AWS Certified SysOps Administrator – Associate (legacy) — Question 577

A company is concerned about its ability to recover from a disaster because all of its Amazon EC2 instances are located in a single Amazon VPC in us-east-1. A second Amazon VPC has been configured in eu-west-1 to act as a backup VPC in case of an outage. Data will be replicated from the primary region to the secondary region.
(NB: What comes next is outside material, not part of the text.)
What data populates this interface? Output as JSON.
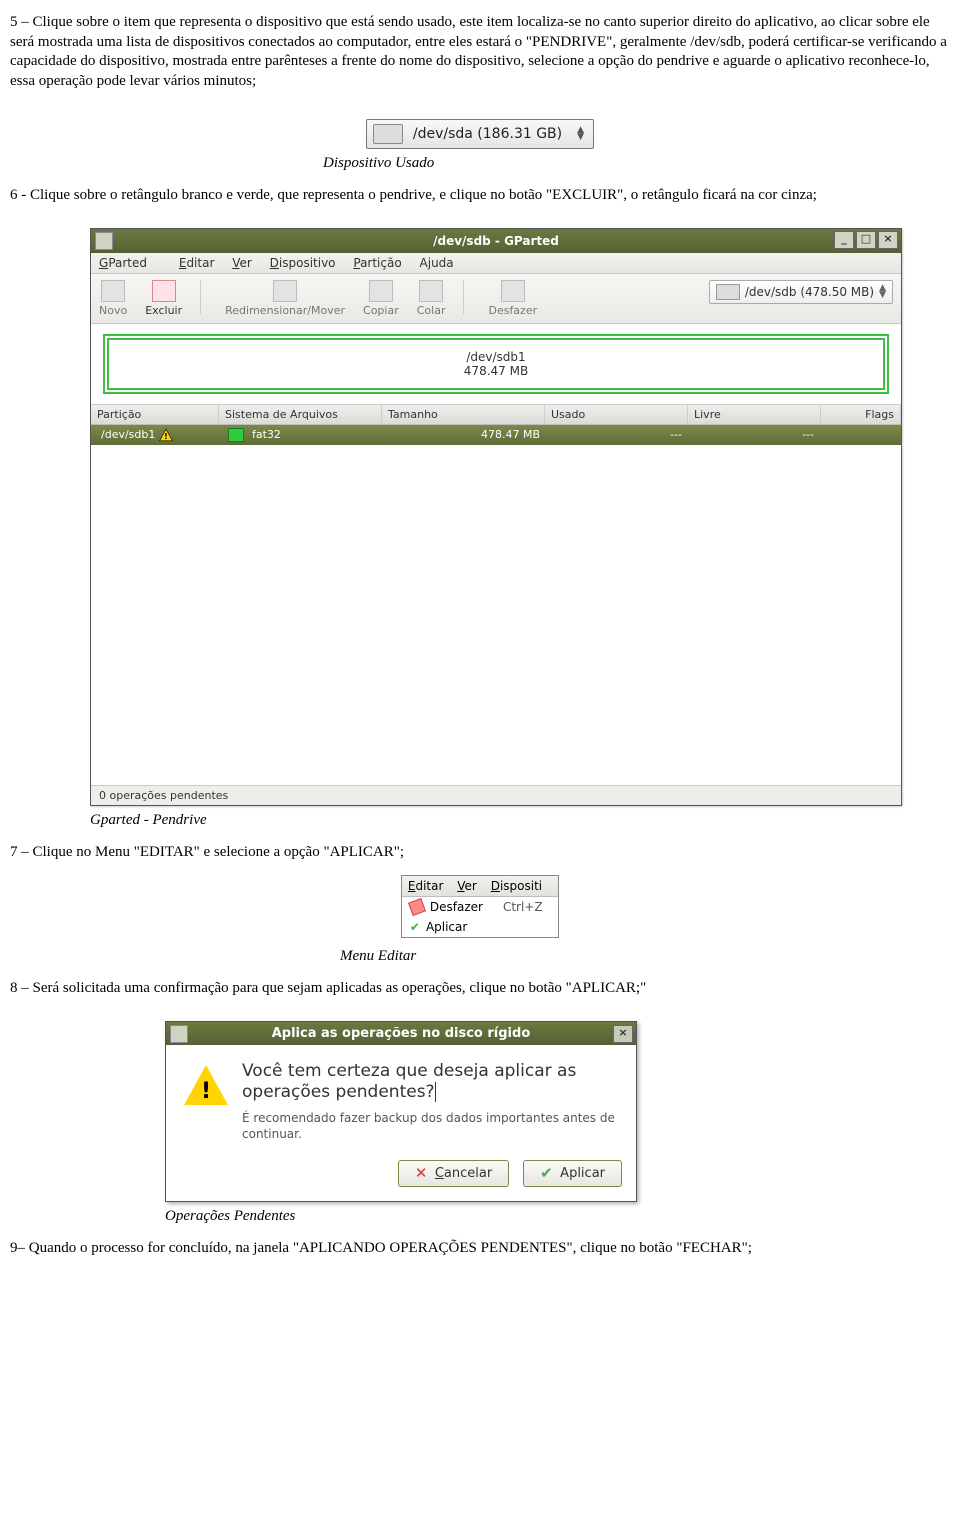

The Information Security team's compliance requirements specify that all data must be encrypted and must not traverse the public internet.
How should the SysOps Administrator connect the two VPCs while meeting the compliance requirements?

Answer options

• A. Configure EC2 instances to act as VPN appliances, then configure route tables.
• B. Configure inter-region VPC peering between the two VPCs, then configure route tables.
• C. Configure NAT gateways in both VPCs, then configure route tables.
• D. Configure an internet gateway in each VPC, and use these as the targets for the VPC route tables.

Correct answer: B

Explanation

Inter-region VPC peering routes traffic across the AWS global network backbone without ever traversing the public internet, and all inter-region traffic is automatically encrypted at the physical layer. Utilizing NAT gateways or internet gateways would force replication traffic over the public internet, failing the security compliance requirements. While EC2-based VPNs can encrypt traffic, they are more complex to manage and typically route traffic over the public internet unless paired with AWS Direct Connect.